第66章 祭天开始(2/2)
那声音穿云裂石,带着不容置疑的裁决意志,仿佛要将这誓言烙印在天地之间!
他身旁,霍成疾亦猛地单膝跪落,盔甲铿锵!年轻的声音带着金石之音,激昂高亢,充满了少年将军的锐气与担当:
“吾臣霍成疾!”
三百将士如同接到无声的军令,轰然齐跪!膝盖撞击地面的声音汇成一片沉闷的雷鸣!
整个山巅仿佛都在这一跪之下为之低伏!肃杀之气,直冲霄汉!
左丘抬起脸,目光穿透风雪,直刺苍穹,每一个字都如同在冰冷的铁砧上反复锻打,淬炼出钢铁般的意志:
“匈奴逞凶!犯我大乾!戮我黎庶!毁我家园!恶贯满盈,神人共愤!其罪——罄竹难书!其行——天地不容!”
他的声音陡然拔高,蕴含着滔天的杀气与无尽的悲怆,如同控诉,如同战吼:
“幸赖天子威灵!将士用命!奇兵突进!血债血偿!今已深入虏庭!踏破圣山!俘其金人!断其脊梁!”

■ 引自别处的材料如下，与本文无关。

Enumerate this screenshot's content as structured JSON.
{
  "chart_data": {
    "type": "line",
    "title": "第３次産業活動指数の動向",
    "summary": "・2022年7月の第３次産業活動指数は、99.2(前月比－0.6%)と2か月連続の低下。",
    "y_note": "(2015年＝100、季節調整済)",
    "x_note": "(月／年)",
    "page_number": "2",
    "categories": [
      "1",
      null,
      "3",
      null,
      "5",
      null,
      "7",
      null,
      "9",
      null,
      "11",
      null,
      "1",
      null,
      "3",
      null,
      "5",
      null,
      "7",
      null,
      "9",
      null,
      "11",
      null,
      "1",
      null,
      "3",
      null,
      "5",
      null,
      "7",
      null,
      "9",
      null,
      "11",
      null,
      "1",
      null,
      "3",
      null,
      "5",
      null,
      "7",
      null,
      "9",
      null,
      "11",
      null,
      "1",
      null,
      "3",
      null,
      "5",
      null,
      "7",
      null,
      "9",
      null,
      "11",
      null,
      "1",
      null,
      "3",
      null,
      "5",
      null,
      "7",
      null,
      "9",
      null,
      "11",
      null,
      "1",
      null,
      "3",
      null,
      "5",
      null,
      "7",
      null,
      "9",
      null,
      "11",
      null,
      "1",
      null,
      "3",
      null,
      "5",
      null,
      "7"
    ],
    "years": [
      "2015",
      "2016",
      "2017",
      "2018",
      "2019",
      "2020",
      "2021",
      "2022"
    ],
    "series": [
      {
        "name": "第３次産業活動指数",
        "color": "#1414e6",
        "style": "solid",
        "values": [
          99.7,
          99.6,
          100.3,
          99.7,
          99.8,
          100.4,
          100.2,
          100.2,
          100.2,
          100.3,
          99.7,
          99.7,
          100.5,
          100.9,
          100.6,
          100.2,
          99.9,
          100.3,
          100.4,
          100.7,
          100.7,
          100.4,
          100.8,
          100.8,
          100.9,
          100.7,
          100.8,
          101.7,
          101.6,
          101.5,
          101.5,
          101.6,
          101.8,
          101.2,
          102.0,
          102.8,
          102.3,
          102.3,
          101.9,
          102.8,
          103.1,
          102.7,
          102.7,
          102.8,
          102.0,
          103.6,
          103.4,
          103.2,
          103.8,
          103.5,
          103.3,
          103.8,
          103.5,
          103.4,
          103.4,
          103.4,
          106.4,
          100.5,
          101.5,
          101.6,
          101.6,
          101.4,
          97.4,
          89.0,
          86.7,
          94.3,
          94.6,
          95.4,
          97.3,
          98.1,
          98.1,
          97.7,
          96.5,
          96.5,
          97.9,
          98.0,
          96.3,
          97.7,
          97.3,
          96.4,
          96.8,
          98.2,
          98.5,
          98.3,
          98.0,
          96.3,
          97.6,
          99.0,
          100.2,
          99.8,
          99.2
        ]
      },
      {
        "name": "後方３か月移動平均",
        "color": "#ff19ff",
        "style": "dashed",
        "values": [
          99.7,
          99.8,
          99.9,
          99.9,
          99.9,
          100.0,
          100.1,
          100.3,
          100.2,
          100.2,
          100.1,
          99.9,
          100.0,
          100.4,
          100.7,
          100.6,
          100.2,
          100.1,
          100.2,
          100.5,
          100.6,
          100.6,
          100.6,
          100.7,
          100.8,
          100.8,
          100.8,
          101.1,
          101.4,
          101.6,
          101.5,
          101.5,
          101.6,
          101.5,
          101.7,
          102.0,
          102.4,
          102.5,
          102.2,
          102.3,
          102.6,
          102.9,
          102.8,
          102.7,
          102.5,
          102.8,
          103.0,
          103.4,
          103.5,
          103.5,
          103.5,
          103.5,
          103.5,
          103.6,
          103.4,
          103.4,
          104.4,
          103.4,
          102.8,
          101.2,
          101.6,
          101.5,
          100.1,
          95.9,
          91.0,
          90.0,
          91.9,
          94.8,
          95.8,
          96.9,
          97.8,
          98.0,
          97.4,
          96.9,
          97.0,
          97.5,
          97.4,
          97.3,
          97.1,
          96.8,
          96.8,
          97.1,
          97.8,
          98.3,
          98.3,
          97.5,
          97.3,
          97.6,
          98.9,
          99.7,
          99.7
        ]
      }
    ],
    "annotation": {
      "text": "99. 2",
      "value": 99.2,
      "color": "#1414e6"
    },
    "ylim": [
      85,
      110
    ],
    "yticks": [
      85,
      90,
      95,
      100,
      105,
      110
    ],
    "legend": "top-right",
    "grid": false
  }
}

他猛地抬起右手,指向身后那尊在风中沉默矗立、散发着讽刺金光的狼头金像,声音如同宣告神谕,带着碾碎一切的决绝:
“此——!乃匈奴祭天之器!匈奴不配用之!其国运已衰!其神祇已弃!”
“吾臣左丘、霍成疾!奉天子之命!承万民之愿!代天行罚!于此狼居胥山巅!设坛!”
“祭告——天地神明!日月星辰!山川河岳!”
左丘的声音如同冰河崩塌,带着碾碎一切的决绝,每一个字都重若千钧:
“愿——以此山为界!立我汉人丰碑!铸我大乾铁律!”
他几乎是用尽全身的力量,吼出了那震古烁今、足以彪炳千秋的誓言:
“大乾——兵峰所向——!”
霍成疾与他齐声怒吼,声音如同两条怒龙腾空,充满了开疆拓土的豪迈:
“日月——所照之地——!!”
最后四字合而为一,声震寰宇,仿佛要将这誓言刻入苍穹:
“皆——为——汉——土——!!!”
“诸天神灵!山川河岳!伏——惟——尚——飨——!!!”
话音落,如同惊雷炸裂于寂静的平原!
“呜——呜——呜——!”肃杀的号角声撕破长空,三长两短,带着古老而苍凉的韵律!
“祭——!”三百将士轰然应诺,声浪如同海啸!
简陋的祭品被庄重地献上。左丘与霍成疾执刀,刀光在残阳下划出冷冽的弧线,割开三牲喉管。
滚烫的鲜血如同赤红的绸缎,喷洒在冰冷的祭碑和冻土上,浓重的血腥味瞬间被狂风卷走,仿佛天地饕餮在享用这血色的祭品!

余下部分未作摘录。